Warren Buffett remarked that 'only when the tide goes out do you discover who's been swimming naked'. Professionals may – rightly or wrongly – be targets for the deflection of some of the ensuing embarrassment. Professional negligence claims are already on the increase.

Since the last boom in professional negligence claims (which led to developments in the applicable law) developments in other areas have occurred that will impact the professional negligence sphere. One important development concerns the circumstances surrounding the settlement of claims involving multiple professional defendants.Take a complex corporate transaction involving lawyers and accountants, corporate financiers and numerous consultants. After completion, a problem emerges that was missed by the lawyers and accountants and undervalued by the consultants. The 'loss' is the overpayment of the price for the shares. The shared responsibility involves parties with different approaches to claims and varying perceptions of the merits, each looking to pass the buck.

If the victim of the negligence proceeds against all possible defendants, can he 'pick off' one at a time? What is the effect of settlement with one defendant on the claims against – or between – the others?

In Jameson, the House of Lords was faced with a situation where an action in respect of industrial injury could have been brought against a series of employers responsible for the system within which the injured Mr Jameson worked. An action was brought against one employer for the full extent of Mr Jameson's injuries. The claim was for £x and settled for £y (less than x) before the question arose whether it was permissible for Mr Jameson's estate, following his death, to bring a second claim against another employer for the difference between x and y.

The House of Lords decided that there was no proper second claim, given that the process of settlement of the first claim (which was for the full extent of Mr Jameson's losses) involved a valuation of the amount of the claim which took account of the contrary arguments to success, the strength of the evidence and other factors. Payment of £y to Mr Jameson therefore represented the full extent of this revalued loss and the entirety of the claim was discharged.

Good news for both the second and the first defendant: the first employer was no longer exposed to the claim from Mr Jameson or to the potential claim from subsequent defendants (other employers liable in respect of the same damage) who might seek a contribution for the same loss under the Civil Liability (Contribution Act) 1978.
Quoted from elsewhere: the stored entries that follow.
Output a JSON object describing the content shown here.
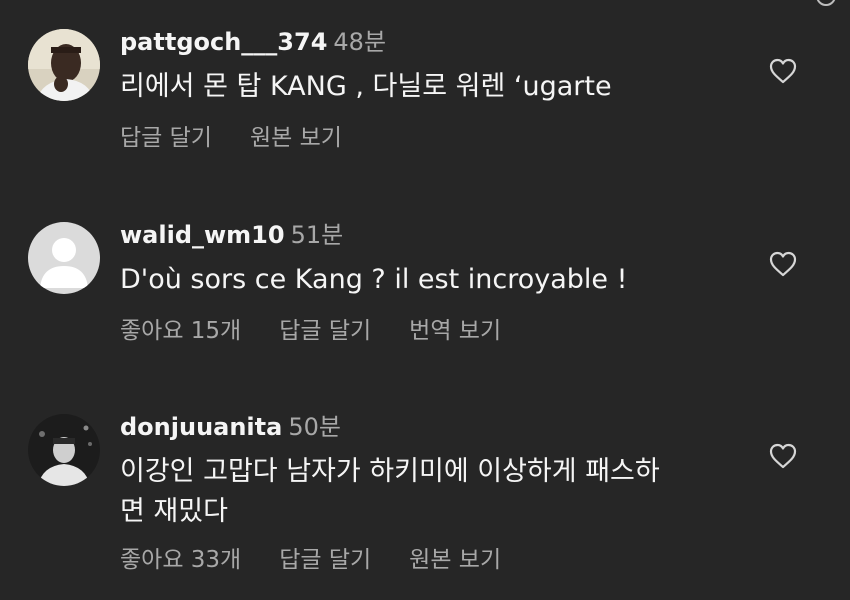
{
  "comments": [
    {
      "username": "pattgoch___374",
      "time": "48분",
      "lines": [
        "리에서 몬 탑 KANG , 다닐로 워렌 ‘ugarte"
      ],
      "actions": [
        "답글 달기",
        "원본 보기"
      ],
      "avatar": "profile-photo"
    },
    {
      "username": "walid_wm10",
      "time": "51분",
      "lines": [
        "D'où sors ce Kang ? il est incroyable !"
      ],
      "actions": [
        "좋아요 15개",
        "답글 달기",
        "번역 보기"
      ],
      "avatar": "default-profile"
    },
    {
      "username": "donjuuanita",
      "time": "50분",
      "lines": [
        "이강인 고맙다 남자가 하키미에 이상하게 패스하",
        "면 재밌다"
      ],
      "actions": [
        "좋아요 33개",
        "답글 달기",
        "원본 보기"
      ],
      "avatar": "profile-photo"
    }
  ],
  "icons": {
    "like": "heart-outline-icon",
    "top_edge": "circle-icon"
  },
  "colors": {
    "background": "#262626",
    "primary_text": "#f5f5f5",
    "secondary_text": "#a8a8a8"
  }
}
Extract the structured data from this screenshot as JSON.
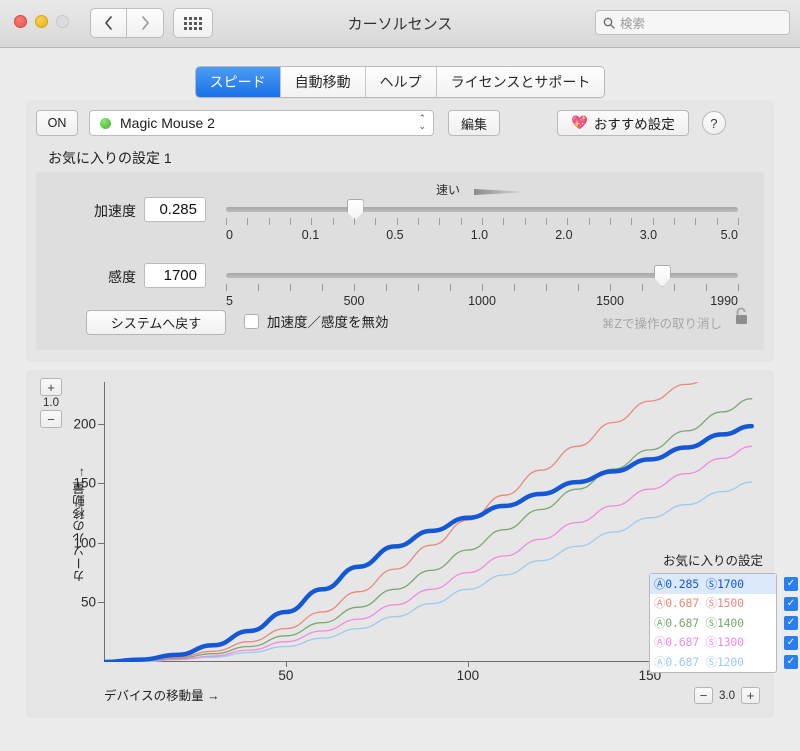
{
  "window": {
    "title": "カーソルセンス",
    "search_placeholder": "検索",
    "nav_back": "‹",
    "nav_forward": "›"
  },
  "tabs": [
    {
      "label": "スピード",
      "active": true
    },
    {
      "label": "自動移動",
      "active": false
    },
    {
      "label": "ヘルプ",
      "active": false
    },
    {
      "label": "ライセンスとサポート",
      "active": false
    }
  ],
  "toolbar": {
    "on_label": "ON",
    "device_name": "Magic Mouse 2",
    "device_status_color": "#4cc13a",
    "edit_label": "編集",
    "recommend_label": "おすすめ設定",
    "recommend_icon": "💖",
    "help_label": "?"
  },
  "favorite_label": "お気に入りの設定 1",
  "fast_label": "速い",
  "sliders": {
    "acceleration": {
      "label": "加速度",
      "value": "0.285",
      "knob_percent": 25.2,
      "tick_count": 25,
      "tick_labels": [
        "0",
        "0.1",
        "0.5",
        "1.0",
        "2.0",
        "3.0",
        "5.0"
      ],
      "tick_label_positions": [
        0,
        16.5,
        33,
        49.5,
        66,
        82.5,
        100
      ]
    },
    "sensitivity": {
      "label": "感度",
      "value": "1700",
      "knob_percent": 85.2,
      "tick_count": 17,
      "tick_labels": [
        "5",
        "500",
        "1000",
        "1500",
        "1990"
      ],
      "tick_label_positions": [
        0,
        25,
        50,
        75,
        100
      ]
    }
  },
  "footer": {
    "reset_label": "システムへ戻す",
    "disable_checkbox_label": "加速度／感度を無効",
    "disable_checked": false,
    "undo_hint": "⌘Zで操作の取り消し"
  },
  "chart_zoom": {
    "vertical_value": "1.0",
    "vertical_plus": "+",
    "vertical_minus": "−",
    "horizontal_value": "3.0",
    "horizontal_plus": "+",
    "horizontal_minus": "−"
  },
  "chart_data": {
    "type": "line",
    "title": "",
    "xlabel": "デバイスの移動量 →",
    "ylabel": "カーソルの移動量 →",
    "xlim": [
      0,
      180
    ],
    "ylim": [
      0,
      235
    ],
    "x_ticks": [
      50,
      100,
      150
    ],
    "y_ticks": [
      50,
      100,
      150,
      200
    ],
    "grid": false,
    "legend_position": "inside-bottom-right",
    "legend_title": "お気に入りの設定",
    "series": [
      {
        "name": "Ⓐ0.285 Ⓢ1700",
        "accel": "0.285",
        "sens": "1700",
        "color": "#1558d6",
        "width": 4.5,
        "selected": true,
        "checked": true,
        "x": [
          0,
          10,
          20,
          30,
          40,
          50,
          60,
          70,
          80,
          90,
          100,
          110,
          120,
          130,
          140,
          150,
          160,
          170,
          178
        ],
        "y": [
          0,
          2,
          6,
          14,
          26,
          42,
          61,
          80,
          97,
          110,
          121,
          131,
          141,
          151,
          160,
          170,
          180,
          191,
          198
        ]
      },
      {
        "name": "Ⓐ0.687 Ⓢ1500",
        "accel": "0.687",
        "sens": "1500",
        "color": "#e8897b",
        "width": 1.3,
        "selected": false,
        "checked": true,
        "x": [
          0,
          10,
          20,
          30,
          40,
          50,
          60,
          70,
          80,
          90,
          100,
          110,
          120,
          130,
          140,
          150,
          160,
          168
        ],
        "y": [
          0,
          1,
          4,
          9,
          17,
          28,
          42,
          59,
          78,
          98,
          119,
          140,
          161,
          181,
          201,
          219,
          233,
          240
        ]
      },
      {
        "name": "Ⓐ0.687 Ⓢ1400",
        "accel": "0.687",
        "sens": "1400",
        "color": "#7aa870",
        "width": 1.3,
        "selected": false,
        "checked": true,
        "x": [
          0,
          10,
          20,
          30,
          40,
          50,
          60,
          70,
          80,
          90,
          100,
          110,
          120,
          130,
          140,
          150,
          160,
          170,
          178
        ],
        "y": [
          0,
          1,
          3,
          7,
          13,
          22,
          33,
          46,
          61,
          77,
          94,
          111,
          128,
          145,
          162,
          178,
          194,
          210,
          221
        ]
      },
      {
        "name": "Ⓐ0.687 Ⓢ1300",
        "accel": "0.687",
        "sens": "1300",
        "color": "#f08ae0",
        "width": 1.3,
        "selected": false,
        "checked": true,
        "x": [
          0,
          10,
          20,
          30,
          40,
          50,
          60,
          70,
          80,
          90,
          100,
          110,
          120,
          130,
          140,
          150,
          160,
          170,
          178
        ],
        "y": [
          0,
          1,
          2,
          5,
          10,
          17,
          26,
          36,
          48,
          61,
          75,
          89,
          103,
          117,
          131,
          145,
          158,
          171,
          181
        ]
      },
      {
        "name": "Ⓐ0.687 Ⓢ1200",
        "accel": "0.687",
        "sens": "1200",
        "color": "#9ccaf0",
        "width": 1.3,
        "selected": false,
        "checked": true,
        "x": [
          0,
          10,
          20,
          30,
          40,
          50,
          60,
          70,
          80,
          90,
          100,
          110,
          120,
          130,
          140,
          150,
          160,
          170,
          178
        ],
        "y": [
          0,
          0,
          2,
          4,
          8,
          13,
          20,
          28,
          38,
          49,
          61,
          73,
          85,
          97,
          109,
          121,
          132,
          143,
          151
        ]
      }
    ]
  }
}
The legal basis for Mr Jameson's claims was a claim in tort for breach of the statutory duty of care. All those employers responsible for him over the years were joint tortfeasors.
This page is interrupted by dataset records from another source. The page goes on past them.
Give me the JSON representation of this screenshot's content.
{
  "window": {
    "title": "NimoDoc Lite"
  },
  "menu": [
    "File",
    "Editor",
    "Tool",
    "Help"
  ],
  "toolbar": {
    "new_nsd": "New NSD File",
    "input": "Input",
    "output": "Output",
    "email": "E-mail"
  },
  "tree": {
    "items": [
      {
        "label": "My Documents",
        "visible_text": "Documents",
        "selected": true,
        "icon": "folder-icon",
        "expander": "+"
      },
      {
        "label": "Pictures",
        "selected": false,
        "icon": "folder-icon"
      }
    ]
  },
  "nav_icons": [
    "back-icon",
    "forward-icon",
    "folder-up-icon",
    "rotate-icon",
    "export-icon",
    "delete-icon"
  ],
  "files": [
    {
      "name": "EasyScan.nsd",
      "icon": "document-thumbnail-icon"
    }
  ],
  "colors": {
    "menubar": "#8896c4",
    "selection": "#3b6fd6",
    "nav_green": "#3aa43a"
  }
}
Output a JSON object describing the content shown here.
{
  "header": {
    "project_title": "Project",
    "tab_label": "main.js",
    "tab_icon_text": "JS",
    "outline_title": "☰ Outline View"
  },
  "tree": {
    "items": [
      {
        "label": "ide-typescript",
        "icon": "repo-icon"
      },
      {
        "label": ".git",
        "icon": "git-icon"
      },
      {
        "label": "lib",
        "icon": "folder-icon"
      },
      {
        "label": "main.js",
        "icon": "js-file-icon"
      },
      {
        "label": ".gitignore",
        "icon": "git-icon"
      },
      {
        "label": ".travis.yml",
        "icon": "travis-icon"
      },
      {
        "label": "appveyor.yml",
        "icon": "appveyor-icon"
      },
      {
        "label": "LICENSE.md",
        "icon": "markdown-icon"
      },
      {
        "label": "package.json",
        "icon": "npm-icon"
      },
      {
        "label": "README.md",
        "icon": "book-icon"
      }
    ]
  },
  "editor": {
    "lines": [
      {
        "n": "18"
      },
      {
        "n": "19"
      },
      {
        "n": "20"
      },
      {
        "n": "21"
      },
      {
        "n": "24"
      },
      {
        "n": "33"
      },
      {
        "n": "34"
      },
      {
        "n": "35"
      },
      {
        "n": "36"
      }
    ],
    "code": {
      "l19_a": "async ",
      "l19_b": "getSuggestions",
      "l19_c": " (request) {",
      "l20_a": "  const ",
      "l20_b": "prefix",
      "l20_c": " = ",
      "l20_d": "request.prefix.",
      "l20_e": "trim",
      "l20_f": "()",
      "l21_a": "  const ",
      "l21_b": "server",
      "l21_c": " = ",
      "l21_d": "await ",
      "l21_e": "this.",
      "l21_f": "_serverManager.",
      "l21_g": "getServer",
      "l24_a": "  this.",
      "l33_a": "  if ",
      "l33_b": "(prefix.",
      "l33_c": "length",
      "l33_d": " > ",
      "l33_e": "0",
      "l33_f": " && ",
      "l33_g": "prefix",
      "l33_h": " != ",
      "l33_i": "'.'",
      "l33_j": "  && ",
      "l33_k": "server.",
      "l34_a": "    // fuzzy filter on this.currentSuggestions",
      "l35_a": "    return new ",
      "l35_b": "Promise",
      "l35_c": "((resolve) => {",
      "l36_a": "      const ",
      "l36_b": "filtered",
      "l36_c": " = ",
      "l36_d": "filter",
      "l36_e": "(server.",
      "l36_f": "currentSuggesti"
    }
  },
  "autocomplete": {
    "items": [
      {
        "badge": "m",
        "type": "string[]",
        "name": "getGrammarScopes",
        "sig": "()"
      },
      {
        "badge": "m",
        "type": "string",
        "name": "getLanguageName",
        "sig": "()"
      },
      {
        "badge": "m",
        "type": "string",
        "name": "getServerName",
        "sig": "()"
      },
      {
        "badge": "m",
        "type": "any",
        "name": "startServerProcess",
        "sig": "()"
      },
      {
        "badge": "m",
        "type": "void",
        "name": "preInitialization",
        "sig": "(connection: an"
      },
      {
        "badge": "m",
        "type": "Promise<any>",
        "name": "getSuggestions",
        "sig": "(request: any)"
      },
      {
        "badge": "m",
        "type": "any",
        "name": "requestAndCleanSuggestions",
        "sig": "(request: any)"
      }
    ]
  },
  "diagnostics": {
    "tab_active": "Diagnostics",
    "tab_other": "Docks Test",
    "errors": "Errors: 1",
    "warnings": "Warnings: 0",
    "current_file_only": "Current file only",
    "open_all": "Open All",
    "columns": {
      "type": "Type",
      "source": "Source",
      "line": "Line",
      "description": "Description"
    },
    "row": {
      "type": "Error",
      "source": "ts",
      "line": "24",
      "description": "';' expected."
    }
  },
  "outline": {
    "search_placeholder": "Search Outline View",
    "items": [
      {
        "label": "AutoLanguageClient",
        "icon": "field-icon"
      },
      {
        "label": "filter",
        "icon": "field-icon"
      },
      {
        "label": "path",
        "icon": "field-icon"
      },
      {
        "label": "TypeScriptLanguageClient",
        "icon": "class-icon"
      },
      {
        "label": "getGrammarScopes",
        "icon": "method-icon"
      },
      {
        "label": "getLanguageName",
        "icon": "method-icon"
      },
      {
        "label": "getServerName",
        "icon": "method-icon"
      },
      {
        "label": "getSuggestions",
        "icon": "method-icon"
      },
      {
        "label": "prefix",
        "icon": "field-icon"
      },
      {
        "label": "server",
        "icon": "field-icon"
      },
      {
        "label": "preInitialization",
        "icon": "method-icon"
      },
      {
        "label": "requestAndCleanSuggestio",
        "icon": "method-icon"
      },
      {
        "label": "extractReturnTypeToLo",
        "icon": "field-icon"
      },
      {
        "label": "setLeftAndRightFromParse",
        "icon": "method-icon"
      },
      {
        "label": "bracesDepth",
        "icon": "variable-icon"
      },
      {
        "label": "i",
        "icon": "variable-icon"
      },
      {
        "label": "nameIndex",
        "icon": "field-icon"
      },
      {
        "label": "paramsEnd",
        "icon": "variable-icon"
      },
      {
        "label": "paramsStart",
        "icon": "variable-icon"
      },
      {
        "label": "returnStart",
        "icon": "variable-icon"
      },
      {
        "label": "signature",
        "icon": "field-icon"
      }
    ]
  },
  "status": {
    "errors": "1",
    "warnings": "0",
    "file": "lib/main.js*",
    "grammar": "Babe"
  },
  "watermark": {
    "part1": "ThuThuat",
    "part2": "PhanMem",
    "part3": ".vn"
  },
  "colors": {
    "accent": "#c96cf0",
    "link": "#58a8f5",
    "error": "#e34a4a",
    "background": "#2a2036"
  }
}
But does this outcome mean if A has settled a claim in tort with B, he can't sue C?

In Heaton v AXA Equity & Law Assurance Society it was held that A can, but only for nominal damages, since he has recovered his full loss under the settlement. B can, however, recover a contribution from C under the 1978 Act. This is no general rule but depends on the terms of the settlement of the first claim, bearing in mind the release of one concurrent tortfeasor or contract-breaker doesn't have the effect in law of releasing another, and an agreement made between A and B will not affect A's rights against C unless either A agrees to forgo or waive rights he would otherwise enjoy against C, or the agreement falls within that limited class of contracts which is enforceable by C as a third party.

The law is clear that settlement agreements will be construed in the same way as other contracts, and it will be incumbent on the settling claimant in the agreement not to compromise his rights to proceed against anyone else.

Jon Fortnam is a commercial litigation partner at Pinsent Masons.